Chronische Nierenerkrankung bei Diabetes: Frauen werden bei der Therapie systematisch benachteiligt
Die Diagnose Diabetes Typ 2 bringt oft weitreichende gesundheitliche Folgen mit sich. Eine der schwerwiegendsten und häufigsten Begleiterkrankungen ist die chronische Nierenerkrankung (CKD). Obwohl die moderne Medizin erhebliche Fortschritte macht, offenbart eine aktuelle Untersuchung alarmierende Lücken in der alltäglichen Versorgung – von denen insbesondere Patientinnen betroffen sind.
InspeCKD-Studie deckt Versorgungslücken auf
Auf dem jüngsten Diabeteskongress wurden die Ergebnisse einer Follow-Up-Analyse der sogenannten InspeCKD-Studie präsentiert. Die erhobenen Daten zeigen ein zweigeteiltes Bild: Einerseits haben sich die Diagnostik und die allgemeinen therapeutischen Möglichkeiten für Menschen, die an Typ-2-Diabetes und einer chronischen Nierenschwäche leiden, in den letzten Jahren spürbar verbessert. Andererseits kommt diese verbesserte Versorgung in der Praxis längst nicht bei allen Betroffenen an.
Eklatanter Nachteil für Frauen
Ein besonders besorgniserregendes Detail der Untersuchung betrifft die geschlechtsspezifische medizinische Behandlung. Den Studiendaten zufolge erhalten Frauen nach wie vor deutlich seltener eine leitliniengerechte Therapie als Männer. Das bedeutet, dass Patientinnen mit Diabetes und Nierenerkrankungen im Alltag oft nicht die Medikamente und Behandlungswege verschrieben bekommen, die nach aktuellen medizinischen Standards als optimal gelten.
Diese Ungleichbehandlung kann gravierende Folgen haben. Eine nicht optimal behandelte chronische Nierenerkrankung schreitet schneller voran und führt im schlimmsten Fall zur Dialysepflichtigkeit. Ein solcher Verlauf schränkt die Lebensqualität massiv ein und zieht oft eine plötzliche und intensive Pflegebedürftigkeit nach sich.

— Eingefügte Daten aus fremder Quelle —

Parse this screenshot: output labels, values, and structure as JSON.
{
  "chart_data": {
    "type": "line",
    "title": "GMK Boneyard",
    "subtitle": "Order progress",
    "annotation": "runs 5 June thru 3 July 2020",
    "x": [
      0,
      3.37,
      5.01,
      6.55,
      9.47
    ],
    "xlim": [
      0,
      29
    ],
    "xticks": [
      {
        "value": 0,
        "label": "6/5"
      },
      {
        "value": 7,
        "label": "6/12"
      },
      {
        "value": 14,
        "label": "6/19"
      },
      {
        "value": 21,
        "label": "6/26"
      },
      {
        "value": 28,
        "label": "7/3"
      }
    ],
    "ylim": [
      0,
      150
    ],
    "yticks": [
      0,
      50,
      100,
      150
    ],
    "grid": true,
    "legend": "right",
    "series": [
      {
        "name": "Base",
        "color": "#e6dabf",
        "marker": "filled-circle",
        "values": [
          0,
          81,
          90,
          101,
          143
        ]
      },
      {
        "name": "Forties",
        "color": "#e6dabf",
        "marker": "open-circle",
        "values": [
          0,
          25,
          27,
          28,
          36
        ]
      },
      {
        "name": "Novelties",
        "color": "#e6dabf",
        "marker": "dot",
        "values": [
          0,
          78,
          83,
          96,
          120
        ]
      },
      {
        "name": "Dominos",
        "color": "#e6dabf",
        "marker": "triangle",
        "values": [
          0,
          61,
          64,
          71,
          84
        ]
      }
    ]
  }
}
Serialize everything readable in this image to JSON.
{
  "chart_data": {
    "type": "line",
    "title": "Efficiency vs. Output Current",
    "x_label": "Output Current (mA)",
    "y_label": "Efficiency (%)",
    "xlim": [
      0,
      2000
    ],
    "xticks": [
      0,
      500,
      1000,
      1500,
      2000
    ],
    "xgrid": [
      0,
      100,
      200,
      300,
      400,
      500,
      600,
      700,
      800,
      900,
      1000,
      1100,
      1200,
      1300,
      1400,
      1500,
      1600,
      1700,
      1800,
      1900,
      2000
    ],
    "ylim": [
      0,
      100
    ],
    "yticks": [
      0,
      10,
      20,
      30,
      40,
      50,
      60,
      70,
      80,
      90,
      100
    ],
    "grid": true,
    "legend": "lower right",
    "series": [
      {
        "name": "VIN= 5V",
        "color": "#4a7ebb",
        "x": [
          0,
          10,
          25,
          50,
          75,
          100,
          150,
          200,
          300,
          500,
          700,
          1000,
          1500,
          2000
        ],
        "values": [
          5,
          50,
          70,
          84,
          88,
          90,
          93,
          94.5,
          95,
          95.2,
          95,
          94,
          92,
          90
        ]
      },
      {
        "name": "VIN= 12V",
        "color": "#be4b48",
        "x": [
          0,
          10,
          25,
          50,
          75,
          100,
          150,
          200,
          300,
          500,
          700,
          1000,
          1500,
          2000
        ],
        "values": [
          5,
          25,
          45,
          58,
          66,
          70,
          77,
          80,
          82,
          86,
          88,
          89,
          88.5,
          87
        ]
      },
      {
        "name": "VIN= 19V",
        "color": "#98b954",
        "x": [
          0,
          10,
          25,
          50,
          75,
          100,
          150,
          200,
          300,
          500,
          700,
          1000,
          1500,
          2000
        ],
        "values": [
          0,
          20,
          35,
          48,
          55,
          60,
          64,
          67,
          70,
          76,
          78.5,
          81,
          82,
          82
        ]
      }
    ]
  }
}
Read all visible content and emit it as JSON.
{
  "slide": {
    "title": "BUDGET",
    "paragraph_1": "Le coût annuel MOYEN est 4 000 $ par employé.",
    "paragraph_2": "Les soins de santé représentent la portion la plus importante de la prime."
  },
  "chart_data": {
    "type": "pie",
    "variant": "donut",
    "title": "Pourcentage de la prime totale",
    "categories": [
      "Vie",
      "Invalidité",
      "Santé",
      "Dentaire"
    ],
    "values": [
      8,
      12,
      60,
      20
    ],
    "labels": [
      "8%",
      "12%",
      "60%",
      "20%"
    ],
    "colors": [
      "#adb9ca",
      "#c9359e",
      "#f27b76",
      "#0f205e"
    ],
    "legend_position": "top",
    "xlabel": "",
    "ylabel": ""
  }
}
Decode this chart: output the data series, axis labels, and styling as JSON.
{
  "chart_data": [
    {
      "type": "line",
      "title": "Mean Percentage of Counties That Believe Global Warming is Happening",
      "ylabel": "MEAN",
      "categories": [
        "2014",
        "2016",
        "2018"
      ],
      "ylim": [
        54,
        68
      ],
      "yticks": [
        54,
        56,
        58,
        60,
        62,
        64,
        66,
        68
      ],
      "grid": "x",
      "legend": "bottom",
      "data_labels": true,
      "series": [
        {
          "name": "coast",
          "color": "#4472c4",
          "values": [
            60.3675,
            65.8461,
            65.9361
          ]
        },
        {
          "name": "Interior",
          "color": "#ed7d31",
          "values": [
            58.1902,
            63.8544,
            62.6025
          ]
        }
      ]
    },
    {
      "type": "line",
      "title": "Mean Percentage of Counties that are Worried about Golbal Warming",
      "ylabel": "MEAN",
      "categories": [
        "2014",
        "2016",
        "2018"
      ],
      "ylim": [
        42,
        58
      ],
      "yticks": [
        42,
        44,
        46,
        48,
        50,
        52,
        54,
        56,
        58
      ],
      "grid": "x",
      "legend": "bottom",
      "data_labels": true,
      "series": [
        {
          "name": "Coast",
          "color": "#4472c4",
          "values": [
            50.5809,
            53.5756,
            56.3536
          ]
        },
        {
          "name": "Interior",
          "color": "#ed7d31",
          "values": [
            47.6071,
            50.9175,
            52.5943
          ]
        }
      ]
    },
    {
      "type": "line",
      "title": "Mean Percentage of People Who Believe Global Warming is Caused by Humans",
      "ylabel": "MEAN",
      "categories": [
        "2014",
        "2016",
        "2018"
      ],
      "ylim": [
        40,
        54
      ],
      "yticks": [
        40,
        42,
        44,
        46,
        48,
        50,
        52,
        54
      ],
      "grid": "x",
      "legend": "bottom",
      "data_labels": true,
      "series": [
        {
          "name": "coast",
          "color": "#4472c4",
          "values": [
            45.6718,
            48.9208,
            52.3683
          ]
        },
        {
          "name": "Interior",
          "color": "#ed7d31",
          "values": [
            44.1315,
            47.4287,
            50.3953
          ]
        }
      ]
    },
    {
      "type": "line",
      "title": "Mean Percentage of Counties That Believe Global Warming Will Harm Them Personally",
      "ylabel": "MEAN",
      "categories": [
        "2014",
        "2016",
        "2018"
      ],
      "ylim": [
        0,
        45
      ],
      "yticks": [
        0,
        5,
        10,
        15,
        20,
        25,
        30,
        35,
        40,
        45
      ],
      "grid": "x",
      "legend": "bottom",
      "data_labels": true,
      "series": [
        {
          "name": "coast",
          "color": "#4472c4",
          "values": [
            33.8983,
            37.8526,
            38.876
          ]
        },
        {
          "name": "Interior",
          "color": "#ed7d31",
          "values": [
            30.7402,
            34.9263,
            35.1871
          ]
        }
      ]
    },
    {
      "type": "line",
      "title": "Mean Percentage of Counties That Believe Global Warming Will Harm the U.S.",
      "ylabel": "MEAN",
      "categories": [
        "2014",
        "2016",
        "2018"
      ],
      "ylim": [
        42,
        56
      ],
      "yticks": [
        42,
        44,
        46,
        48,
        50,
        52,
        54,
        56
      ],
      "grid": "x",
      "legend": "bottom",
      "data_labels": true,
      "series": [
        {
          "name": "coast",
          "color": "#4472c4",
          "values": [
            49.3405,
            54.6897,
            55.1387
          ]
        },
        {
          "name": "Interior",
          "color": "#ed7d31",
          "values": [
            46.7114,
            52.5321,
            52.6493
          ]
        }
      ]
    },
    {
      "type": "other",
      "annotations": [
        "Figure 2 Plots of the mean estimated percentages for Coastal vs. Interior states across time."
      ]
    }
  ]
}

Warum eine frühe Diagnose so wichtig ist
Die Nieren sind die Kläranlagen unseres Körpers. Wenn sie durch dauerhaft hohe Blutzuckerwerte geschädigt werden, verläuft dies anfangs meist völlig schmerzfrei und unbemerkt. Umso wichtiger ist es, dass Risikopatienten engmaschig kontrolliert werden. Zu den wichtigsten Maßnahmen gehören:
- Regelmäßige Blutuntersuchungen: Die Überprüfung der sogenannten GFR (Glomeruläre Filtrationsrate) gibt Aufschluss über die aktuelle Filterleistung der Nieren.
- Urintests: Die Messung der Eiweißausscheidung (Albumin) im Urin ist ein essenzielles Frühwarnsignal für Nierenschäden.
- Blutdruckkontrolle: Ein gut eingestellter Blutdruck entlastet das System und schützt die feinen Nierengefäße vor weiteren Schäden.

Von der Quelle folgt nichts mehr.